Dubbo-based interstate driver Rod Hannifey has grown all too accustomed to his campaigning for more rest areas falling on deaf ears. But a glaring omission in the newly released Tiaro bypass draft design has left the president of the National Road Freighters’ Association shaking his head in despair.
Much to Hannifey’s dismay, the $336 million allocated for nine kilometres of new four four-lane highway east of Tiaro, 226km north of Brisbane, has so far made no provisions for truckies’ fatigue management.
Hannifey said that the last time he drove south on the Bruce Highway into Brisbane, he counted just 10 truck bays after Apple Tree Creek, apart from an already over-taxed BP at Burpengary. And when they realign the road at Tiaro, six of those will disappear.

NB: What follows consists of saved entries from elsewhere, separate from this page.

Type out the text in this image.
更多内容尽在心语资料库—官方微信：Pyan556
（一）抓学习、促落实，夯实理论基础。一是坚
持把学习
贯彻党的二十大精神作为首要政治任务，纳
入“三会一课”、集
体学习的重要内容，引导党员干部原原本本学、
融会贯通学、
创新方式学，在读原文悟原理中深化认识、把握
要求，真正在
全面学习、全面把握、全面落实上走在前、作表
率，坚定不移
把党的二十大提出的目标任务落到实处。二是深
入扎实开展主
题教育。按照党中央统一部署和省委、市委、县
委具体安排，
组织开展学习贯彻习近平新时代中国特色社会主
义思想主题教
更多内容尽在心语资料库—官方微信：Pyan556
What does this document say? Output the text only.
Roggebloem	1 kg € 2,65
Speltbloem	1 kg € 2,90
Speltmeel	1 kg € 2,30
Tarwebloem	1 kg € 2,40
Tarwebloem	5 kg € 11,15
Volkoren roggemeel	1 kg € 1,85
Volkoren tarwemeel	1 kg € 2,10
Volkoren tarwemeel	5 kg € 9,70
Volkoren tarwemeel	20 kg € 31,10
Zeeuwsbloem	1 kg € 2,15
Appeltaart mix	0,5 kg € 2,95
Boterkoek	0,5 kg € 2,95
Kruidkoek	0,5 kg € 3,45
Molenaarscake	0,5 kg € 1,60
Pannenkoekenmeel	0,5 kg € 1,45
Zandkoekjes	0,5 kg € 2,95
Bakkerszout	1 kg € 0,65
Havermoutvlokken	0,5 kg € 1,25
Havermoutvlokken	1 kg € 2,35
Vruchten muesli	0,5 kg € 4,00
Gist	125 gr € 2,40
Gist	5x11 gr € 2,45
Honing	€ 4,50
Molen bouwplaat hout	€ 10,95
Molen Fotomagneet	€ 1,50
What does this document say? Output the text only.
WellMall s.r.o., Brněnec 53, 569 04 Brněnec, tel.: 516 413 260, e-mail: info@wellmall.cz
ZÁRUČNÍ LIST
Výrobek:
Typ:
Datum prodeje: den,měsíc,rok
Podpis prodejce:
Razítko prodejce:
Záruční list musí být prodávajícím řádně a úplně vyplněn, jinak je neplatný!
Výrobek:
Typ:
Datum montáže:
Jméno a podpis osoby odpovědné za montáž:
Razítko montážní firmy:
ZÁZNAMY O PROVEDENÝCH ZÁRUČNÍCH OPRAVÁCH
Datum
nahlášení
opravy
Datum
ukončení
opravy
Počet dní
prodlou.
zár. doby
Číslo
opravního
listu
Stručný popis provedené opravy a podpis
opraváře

He said the situation had improved with the recent opening of the Traveston ‘mega servo’ 80km south of Tiaro, but more needs to be done.
“If they are going to bypass Tiaro and spend all that money [without building truck bays] that is just ludicrous for everyone coming out of North Queensland,” said Hannifey.

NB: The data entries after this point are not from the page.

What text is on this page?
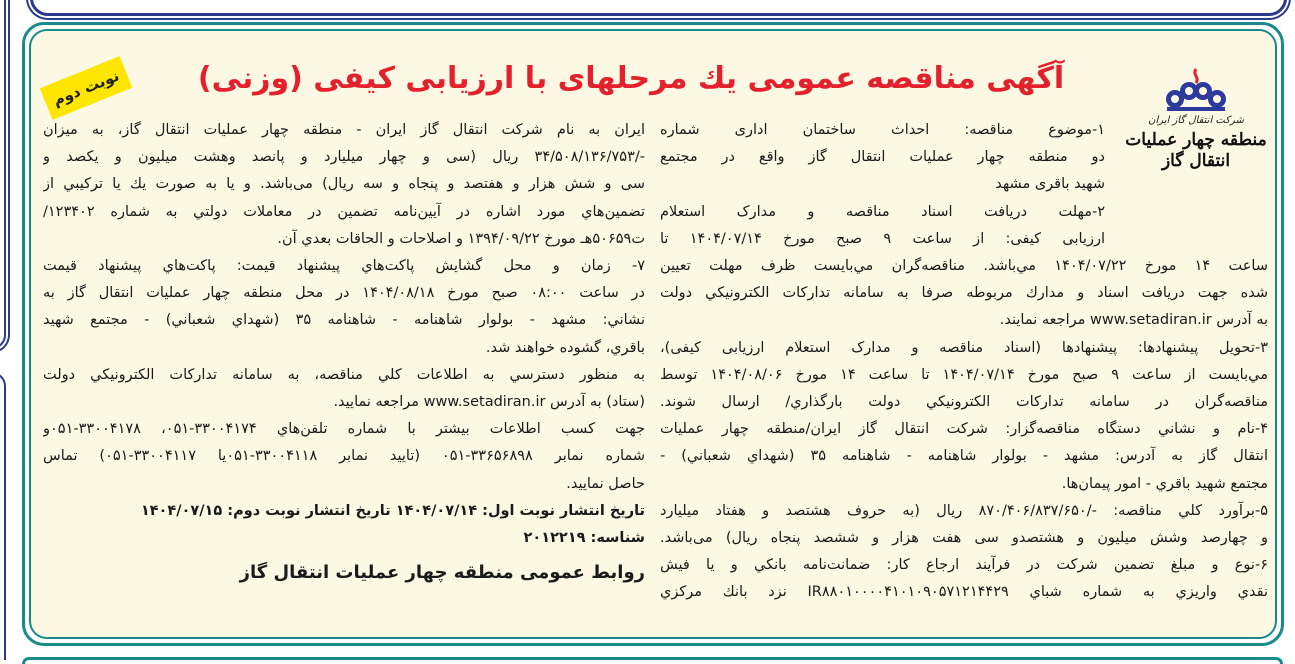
نوبت دوم	آگهی مناقصه عمومی یك مرحلهای با ارزیابی کیفی (وزنی)
شرکت انتقال گاز ایران
منطقه چهار عملیات انتقال گاز
۱-موضوع مناقصه: احداث ساختمان اداری شماره
دو منطقه چهار عملیات انتقال گاز واقع در مجتمع
شهید باقری مشهد
۲-مهلت دریافت اسناد مناقصه و مدارک استعلام
ارزیابی کیفی: از ساعت ۹ صبح مورخ ۱۴۰۴/۰۷/۱۴ تا
ساعت ۱۴ مورخ ۱۴۰۴/۰۷/۲۲ مي‌باشد. مناقصه‌گران مي‌بایست ظرف مهلت تعیین
شده جهت دریافت اسناد و مدارك مربوطه صرفا به سامانه تدارکات الکترونیکي دولت
به آدرس www.setadiran.ir مراجعه نمایند.
۳-تحویل پیشنهادها: پیشنهادها (اسناد مناقصه و مدارک استعلام ارزیابی کیفی)،
مي‌بایست از ساعت ۹ صبح مورخ ۱۴۰۴/۰۷/۱۴ تا ساعت ۱۴ مورخ ۱۴۰۴/۰۸/۰۶ توسط
مناقصه‌گران در سامانه تدارکات الکترونیکي دولت بارگذاري/ ارسال شوند.
۴-نام و نشاني دستگاه مناقصه‌گزار: شرکت انتقال گاز ایران/منطقه چهار عملیات
انتقال گاز به آدرس: مشهد - بولوار شاهنامه - شاهنامه ۳۵ (شهداي شعباني) -
مجتمع شهید باقري - امور پیمان‌ها.
۵-برآورد کلي مناقصه: -/۸۷۰/۴۰۶/۸۳۷/۶۵۰ ریال (به حروف هشتصد و هفتاد میلیارد
و چهارصد وشش میلیون و هشتصدو سی هفت هزار و ششصد پنجاه ریال) می‌باشد.
۶-نوع و مبلغ تضمین شرکت در فرآیند ارجاع کار: ضمانت‌نامه بانکي و یا فیش
نقدي واریزي به شماره شباي IR۸۸۰۱۰۰۰۰۴۱۰۱۰۹۰۵۷۱۲۱۴۴۲۹ نزد بانك مرکزي
ایران به نام شرکت انتقال گاز ایران - منطقه چهار عملیات انتقال گاز، به میزان
-/۳۴/۵۰۸/۱۳۶/۷۵۳ ریال (سی و چهار میلیارد و پانصد وهشت میلیون و یکصد و
سی و شش هزار و هفتصد و پنجاه و سه ریال) می‌باشد. و یا به صورت یك یا ترکیبي از
تضمین‌هاي مورد اشاره در آیین‌نامه تضمین در معاملات دولتي به شماره ۱۲۳۴۰۲/
ت۵۰۶۵۹هـ مورخ ۱۳۹۴/۰۹/۲۲ و اصلاحات و الحاقات بعدي آن.
۷- زمان و محل گشایش پاکت‌هاي پیشنهاد قیمت: پاکت‌هاي پیشنهاد قیمت
در ساعت ۰۸:۰۰ صبح مورخ ۱۴۰۴/۰۸/۱۸ در محل منطقه چهار عملیات انتقال گاز به
نشاني: مشهد - بولوار شاهنامه - شاهنامه ۳۵ (شهداي شعباني) - مجتمع شهید
باقري، گشوده خواهند شد.
به منظور دسترسي به اطلاعات کلي مناقصه، به سامانه تدارکات الکترونیکي دولت
(ستاد) به آدرس www.setadiran.ir مراجعه نمایید.
جهت کسب اطلاعات بیشتر با شماره تلفن‌هاي ۳۳۰۰۴۱۷۴-۰۵۱، ۳۳۰۰۴۱۷۸-۰۵۱و
شماره نمابر ۳۳۶۵۶۸۹۸-۰۵۱ (تایید نمابر ۳۳۰۰۴۱۱۸-۰۵۱یا ۳۳۰۰۴۱۱۷-۰۵۱) تماس
حاصل نمایید.
تاریخ انتشار نوبت اول: ۱۴۰۴/۰۷/۱۴ تاریخ انتشار نوبت دوم: ۱۴۰۴/۰۷/۱۵
شناسه: ۲۰۱۲۲۱۹
روابط عمومی منطقه چهار عملیات انتقال گاز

“They cannot, in all good conscience, ignore the fact there is virtually nowhere for them to stop if they’re getting tired approaching Brisbane.”
Hannifey is calling for more consultation with truckies. He said you only had to look at the “proliferation” of ill-advised stopping bays in the state to see what happens when you don’t.
“I was coming back from Central Queensland the other day and I counted three within a kilometre, and they were barely the size of the semi-trailer and an inch off the fog line, if you’re bloody lucky to get that far off.
“It’s like someone said, ‘oh shit, we’ve got money left, we better spend it, let’s build a stopping bay’.
“They seem to be wasting the money that could solve the problem.”
Queensland Trucking Association CEO Gary Mahon said he was also concerned to see no allowance for truckies in the bypass plans, and has raised the issue with the Bruce Highway Trust Advisory Council, of which he is a board member.
“It’s almost inexcusable to not incorporate decent rest area facilities [for truckies] in or around that bypass,” said Mahon.
“I would argue that given the investment being poured in, there should be a substantial pad either side of the road, not unlike Gatton.
“Where you can park a couple of dozen B-doubles both sides of the road, drive in and angle park, and drive straight back out.”
A spokesperson for the Department of Transport and Main Roads told Big Rigs that it has been investigating heavy vehicle rest area requirements and facilities at Tiaro as part of the project development.
“We contacted Queensland Trucking Association in late 2021 to seek advice about the significance of Tiaro as a heavy vehicle rest area to manage driver fatigue,” the spokesperson said in an email.
“Once preliminary investigations are complete, we will undertake further consultation with QTA and other stakeholders such as the National Road Freighters Association to discuss heavy vehicle rest area options.
“We are eager to work with QTA on heavy vehicle rest area provisions in this location, to ensure that whatever facility we provide has the necessary infrastructure to encourage truck drivers to continue to stop and revive once the bypass is in place.”